Впрочем, физика, продолжал он, лишь одна, пусть даже большая, часть его жизни. Другая: семья, родные, друзья, а если реально, ибо с женитьбою ото всех прочих привязанностей он вынужденно оторвался, — только Анюта. Так вот: он понял вдруг, что вовсе не любит ее, — прости, Аня, тебе, наверное, неприятно будет это читать, — и если сначала, когда ему хотелось ребенка, Анечка просила повременить до более удобной поры, стать, как говорится, на ноги, — теперь ему не по себе даже от мысли, что матерью его сына может стать эта женщина. Однако свое охлаждение к жене он не ставит в вину ни ей, ни Богу — одному себе: не сумел сохранить любовь, которая в нем, — он помнит, — существовала точно. Если же он не сумел вовремя понять, что не его судьба жить с этой женщиною, — и в таком случае вина только на нем. Он не представляет, как возможно вдруг прервать ежедневные встречи с работы и покупку цветов, самим же введенные в традицию, потому только, что все это ему надоело, опротивело, потеряло смысл; как сломать накатанный режим отношений, чем постоянно оскорблять ее, которая не при чем: со времени знакомства Анечка, по сути, не изменилась. Развод же опровергает саму идею брака, объяснению чего он посвятил добрую страницу.
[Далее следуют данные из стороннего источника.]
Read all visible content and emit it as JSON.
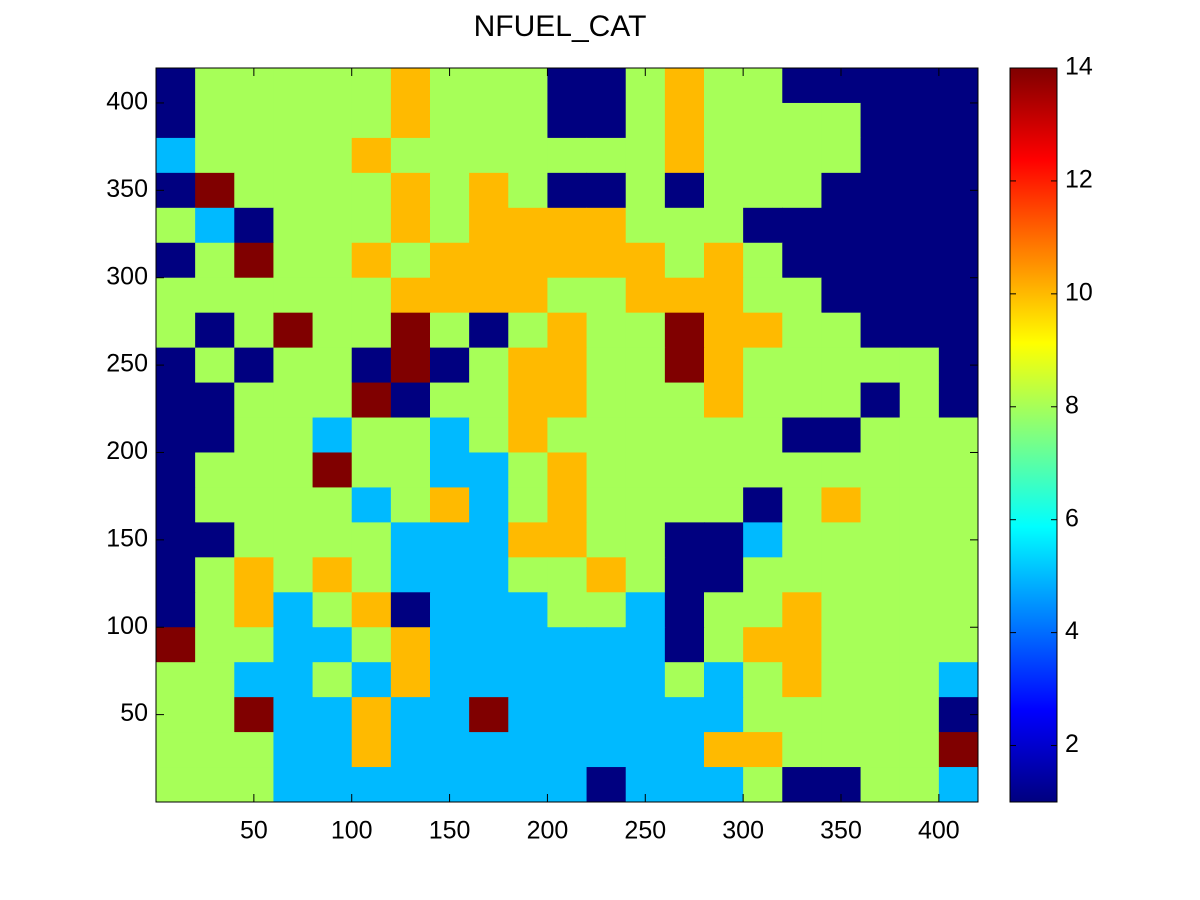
{
  "chart_data": {
    "type": "heatmap",
    "title": "NFUEL_CAT",
    "colormap": "jet",
    "x": [
      10,
      30,
      50,
      70,
      90,
      110,
      130,
      150,
      170,
      190,
      210,
      230,
      250,
      270,
      290,
      310,
      330,
      350,
      370,
      390,
      410
    ],
    "y": [
      410,
      390,
      370,
      350,
      330,
      310,
      290,
      270,
      250,
      230,
      210,
      190,
      170,
      150,
      130,
      110,
      90,
      70,
      50,
      30,
      10
    ],
    "z": [
      [
        1,
        8,
        8,
        8,
        8,
        8,
        10,
        8,
        8,
        8,
        1,
        1,
        8,
        10,
        8,
        8,
        1,
        1,
        1,
        1,
        1
      ],
      [
        1,
        8,
        8,
        8,
        8,
        8,
        10,
        8,
        8,
        8,
        1,
        1,
        8,
        10,
        8,
        8,
        8,
        8,
        1,
        1,
        1
      ],
      [
        5,
        8,
        8,
        8,
        8,
        10,
        8,
        8,
        8,
        8,
        8,
        8,
        8,
        10,
        8,
        8,
        8,
        8,
        1,
        1,
        1
      ],
      [
        1,
        14,
        8,
        8,
        8,
        8,
        10,
        8,
        10,
        8,
        1,
        1,
        8,
        1,
        8,
        8,
        8,
        1,
        1,
        1,
        1
      ],
      [
        8,
        5,
        1,
        8,
        8,
        8,
        10,
        8,
        10,
        10,
        10,
        10,
        8,
        8,
        8,
        1,
        1,
        1,
        1,
        1,
        1
      ],
      [
        1,
        8,
        14,
        8,
        8,
        10,
        8,
        10,
        10,
        10,
        10,
        10,
        10,
        8,
        10,
        8,
        1,
        1,
        1,
        1,
        1
      ],
      [
        8,
        8,
        8,
        8,
        8,
        8,
        10,
        10,
        10,
        10,
        8,
        8,
        10,
        10,
        10,
        8,
        8,
        1,
        1,
        1,
        1
      ],
      [
        8,
        1,
        8,
        14,
        8,
        8,
        14,
        8,
        1,
        8,
        10,
        8,
        8,
        14,
        10,
        10,
        8,
        8,
        1,
        1,
        1
      ],
      [
        1,
        8,
        1,
        8,
        8,
        1,
        14,
        1,
        8,
        10,
        10,
        8,
        8,
        14,
        10,
        8,
        8,
        8,
        8,
        8,
        1
      ],
      [
        1,
        1,
        8,
        8,
        8,
        14,
        1,
        8,
        8,
        10,
        10,
        8,
        8,
        8,
        10,
        8,
        8,
        8,
        1,
        8,
        1
      ],
      [
        1,
        1,
        8,
        8,
        5,
        8,
        8,
        5,
        8,
        10,
        8,
        8,
        8,
        8,
        8,
        8,
        1,
        1,
        8,
        8,
        8
      ],
      [
        1,
        8,
        8,
        8,
        14,
        8,
        8,
        5,
        5,
        8,
        10,
        8,
        8,
        8,
        8,
        8,
        8,
        8,
        8,
        8,
        8
      ],
      [
        1,
        8,
        8,
        8,
        8,
        5,
        8,
        10,
        5,
        8,
        10,
        8,
        8,
        8,
        8,
        1,
        8,
        10,
        8,
        8,
        8
      ],
      [
        1,
        1,
        8,
        8,
        8,
        8,
        5,
        5,
        5,
        10,
        10,
        8,
        8,
        1,
        1,
        5,
        8,
        8,
        8,
        8,
        8
      ],
      [
        1,
        8,
        10,
        8,
        10,
        8,
        5,
        5,
        5,
        8,
        8,
        10,
        8,
        1,
        1,
        8,
        8,
        8,
        8,
        8,
        8
      ],
      [
        1,
        8,
        10,
        5,
        8,
        10,
        1,
        5,
        5,
        5,
        8,
        8,
        5,
        1,
        8,
        8,
        10,
        8,
        8,
        8,
        8
      ],
      [
        14,
        8,
        8,
        5,
        5,
        8,
        10,
        5,
        5,
        5,
        5,
        5,
        5,
        1,
        8,
        10,
        10,
        8,
        8,
        8,
        8
      ],
      [
        8,
        8,
        5,
        5,
        8,
        5,
        10,
        5,
        5,
        5,
        5,
        5,
        5,
        8,
        5,
        8,
        10,
        8,
        8,
        8,
        5
      ],
      [
        8,
        8,
        14,
        5,
        5,
        10,
        5,
        5,
        14,
        5,
        5,
        5,
        5,
        5,
        5,
        8,
        8,
        8,
        8,
        8,
        1
      ],
      [
        8,
        8,
        8,
        5,
        5,
        10,
        5,
        5,
        5,
        5,
        5,
        5,
        5,
        5,
        10,
        10,
        8,
        8,
        8,
        8,
        14
      ],
      [
        8,
        8,
        8,
        5,
        5,
        5,
        5,
        5,
        5,
        5,
        5,
        1,
        5,
        5,
        5,
        8,
        1,
        1,
        8,
        8,
        5
      ]
    ],
    "xlim": [
      0,
      420
    ],
    "ylim": [
      0,
      420
    ],
    "xticks": [
      50,
      100,
      150,
      200,
      250,
      300,
      350,
      400
    ],
    "yticks": [
      50,
      100,
      150,
      200,
      250,
      300,
      350,
      400
    ],
    "colorbar": {
      "clim": [
        1,
        14
      ],
      "ticks": [
        2,
        4,
        6,
        8,
        10,
        12,
        14
      ]
    }
  }
}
В общем, речь в письме шла о том, что коль скоро взрослый мужчина взял на себя определенные обязательства, он вынужден их исполнять, а осознав, что неспособен, — уйти. Он не считает честным прилаживаться к обстоятельствам, изменяя себе и своим представлениям о жизни. За ошибки следует платить.
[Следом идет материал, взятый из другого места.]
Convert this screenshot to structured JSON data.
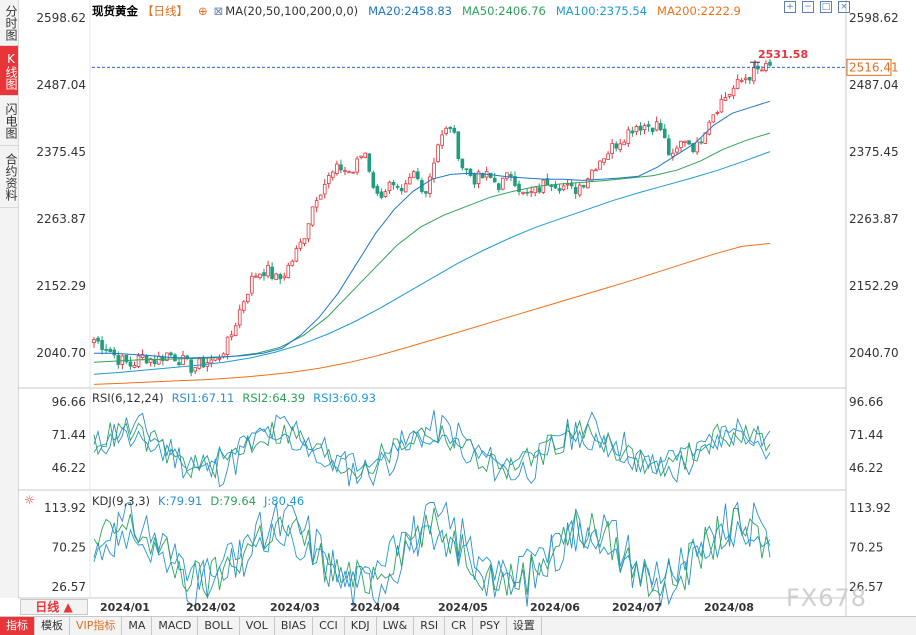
{
  "left_tabs": [
    "分时图",
    "K线图",
    "闪电图",
    "合约资料"
  ],
  "left_tab_active": 1,
  "header": {
    "name": "现货黄金",
    "period": "【日线】",
    "ma_params": "MA(20,50,100,200,0,0)",
    "ma20": "MA20:2458.83",
    "ma50": "MA50:2406.76",
    "ma100": "MA100:2375.54",
    "ma200": "MA200:2222.9"
  },
  "window_buttons": [
    "+",
    "−",
    "□",
    "×"
  ],
  "colors": {
    "up": "#e8353a",
    "down": "#1f9e7e",
    "ma20": "#1f77c8",
    "ma50": "#2ca35a",
    "ma100": "#1e9ad6",
    "ma200": "#f07018",
    "last_price_line": "#2b6cd0",
    "rsi1": "#2f8fc8",
    "rsi2": "#2ca35a",
    "rsi3": "#1e9ad6"
  },
  "price_axis": {
    "labels": [
      "2598.62",
      "2487.04",
      "2375.45",
      "2263.87",
      "2152.29",
      "2040.70"
    ],
    "min": 1982,
    "max": 2598.62
  },
  "last_price": "2516.41",
  "high_marker": "2531.58",
  "rsi": {
    "title": "RSI(6,12,24)",
    "rsi1": "RSI1:67.11",
    "rsi2": "RSI2:64.39",
    "rsi3": "RSI3:60.93",
    "labels": [
      "96.66",
      "71.44",
      "46.22"
    ]
  },
  "kdj": {
    "title": "KDJ(9,3,3)",
    "k": "K:79.91",
    "d": "D:79.64",
    "j": "J:80.46",
    "labels": [
      "113.92",
      "70.25",
      "26.57"
    ]
  },
  "x_labels": [
    "2024/01",
    "2024/02",
    "2024/03",
    "2024/04",
    "2024/05",
    "2024/06",
    "2024/07",
    "2024/08"
  ],
  "period_box": "日线 ▲",
  "bottom_tabs": [
    "指标",
    "模板",
    "VIP指标",
    "MA",
    "MACD",
    "BOLL",
    "VOL",
    "BIAS",
    "CCI",
    "KDJ",
    "LW&",
    "RSI",
    "CR",
    "PSY",
    "设置"
  ],
  "bottom_tab_active": 0,
  "watermark": "FX678",
  "chart_data": {
    "type": "candlestick",
    "x": [
      "2024/01",
      "2024/02",
      "2024/03",
      "2024/04",
      "2024/05",
      "2024/06",
      "2024/07",
      "2024/08"
    ],
    "close_path": [
      2063,
      2050,
      2030,
      2020,
      2035,
      2028,
      2040,
      2030,
      2015,
      2025,
      2030,
      2060,
      2120,
      2170,
      2180,
      2160,
      2190,
      2230,
      2300,
      2330,
      2350,
      2340,
      2380,
      2300,
      2320,
      2300,
      2340,
      2310,
      2390,
      2420,
      2350,
      2330,
      2335,
      2320,
      2340,
      2300,
      2310,
      2330,
      2320,
      2310,
      2330,
      2360,
      2380,
      2400,
      2420,
      2420,
      2420,
      2360,
      2400,
      2380,
      2430,
      2460,
      2480,
      2500,
      2510,
      2516
    ],
    "ma20": [
      2040,
      2040,
      2038,
      2036,
      2033,
      2032,
      2033,
      2034,
      2036,
      2040,
      2048,
      2070,
      2100,
      2140,
      2190,
      2240,
      2280,
      2310,
      2330,
      2338,
      2340,
      2338,
      2334,
      2332,
      2330,
      2330,
      2328,
      2330,
      2332,
      2335,
      2350,
      2370,
      2390,
      2420,
      2440,
      2450,
      2460
    ],
    "ma50": [
      2025,
      2027,
      2029,
      2030,
      2031,
      2032,
      2035,
      2040,
      2050,
      2070,
      2100,
      2140,
      2180,
      2220,
      2250,
      2270,
      2285,
      2300,
      2310,
      2318,
      2322,
      2325,
      2328,
      2332,
      2336,
      2345,
      2360,
      2380,
      2395,
      2407
    ],
    "ma100": [
      2005,
      2008,
      2012,
      2016,
      2020,
      2025,
      2032,
      2042,
      2055,
      2072,
      2092,
      2115,
      2140,
      2165,
      2190,
      2212,
      2232,
      2250,
      2265,
      2280,
      2295,
      2308,
      2320,
      2332,
      2345,
      2360,
      2376
    ],
    "ma200": [
      1988,
      1990,
      1992,
      1994,
      1996,
      1999,
      2003,
      2008,
      2015,
      2024,
      2035,
      2048,
      2062,
      2076,
      2090,
      2104,
      2118,
      2132,
      2146,
      2160,
      2175,
      2190,
      2205,
      2218,
      2223
    ],
    "rsi_last": [
      67.11,
      64.39,
      60.93
    ],
    "kdj_last": [
      79.91,
      79.64,
      80.46
    ],
    "ylim": [
      1982,
      2598.62
    ]
  }
}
Я не стану задерживаться на том, как провел ночь во вдруг опустевшем доме наедине с мышами; как назавтра с утра стали появляться разные незнакомые люди: привозили какие-то принадлежности, гроб, венки; как потом доставили и одевали труп, укладывали, прилаживали голову, декорировали цветами поврежденные места; как шли похороны; как Анечка билась два дня в истерике, не позволяя родителям увезти себя из дому, — я не стану задерживаться на всем этом, потому что он, его воля, его сознание, хоть и запустили машину, участия в ее работе уже не принимали.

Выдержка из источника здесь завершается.